Tuesday, March 01, 2005

Spending Prayers 

RCIA was cut rather short last night due to worsening weather. We talked about prayer and how we should approach God in prayer. We shouldn't treat God as some kind of sugar daddy in the sky, we shouldn't just plunk down our requests for what we want each night and leave it at that. So many people seem to request God to come into their own presence, rather than seeking to enter the presence of God: therefore, calm yourself in anyway you can and prepare yourself to enter into His presence.

Our priest said that the Lord's Prayer, the Our Father, is the most dangerous prayer: you ask God to forgive your trespasses as you forgive others -- and how many of us do a good job of forgiveness? You ask God that His will be done on Earth -- that's scary. The Lord's Prayer is the perfect prayer: think about it as you say it.

We talked about how easy it is to rush into Mass at the last minute, follow the rituals, and rush away. It's very easy to go on auto-pilot during Mass, especially for priests, and not even think about what you are doing and saying. So come early, 15 minutes, 20 minutes, 30 minutes early and pray that Mass will be meaningful, pray for focus.

This, brings up something I've been wanting to write about for awhile. We didn't cover this in RCIA last night or any other night.

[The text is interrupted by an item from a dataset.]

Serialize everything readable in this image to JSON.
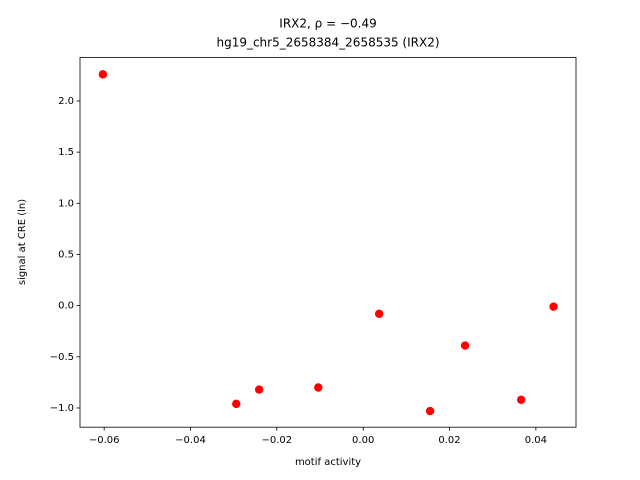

I've noticed since Amy Welborn has started gathering homily input each week (which is always a fascinating thread to read), that so many families struggle so with their children during Mass. I admire them. When we had three kids under four years old, we could hardly face Sunday mornings and we ended up staying away more often than not. I regret that now and it's something I needed to speak about in Confession. I pray every night for my grown children to be more spiritual when 20 years ago I could have fulfilled that prayer with just a little more effort and patience on my part. Oh, we took them to Sunday School and Bible School and even CCD in one case, but getting them ready for church and chasing them around the sanctuary and shushing them from playing during the service -- we just struggled to face it. It was so much easier to read the Sunday morning paper and watch the Blackhawk Bible Hour on TV while the kids played with legos, wasn't it. We've corrected our error now that it's easy to do so, with only one child who is young. So many prayers could have been spent on other causes now had we done a better job when we were young parents. So let that baby smell and let that baby cry and let those children squirm and talk and be kids -- but let them soak in where they are and what their parents are doing and caring about, too. It will make a difference one day.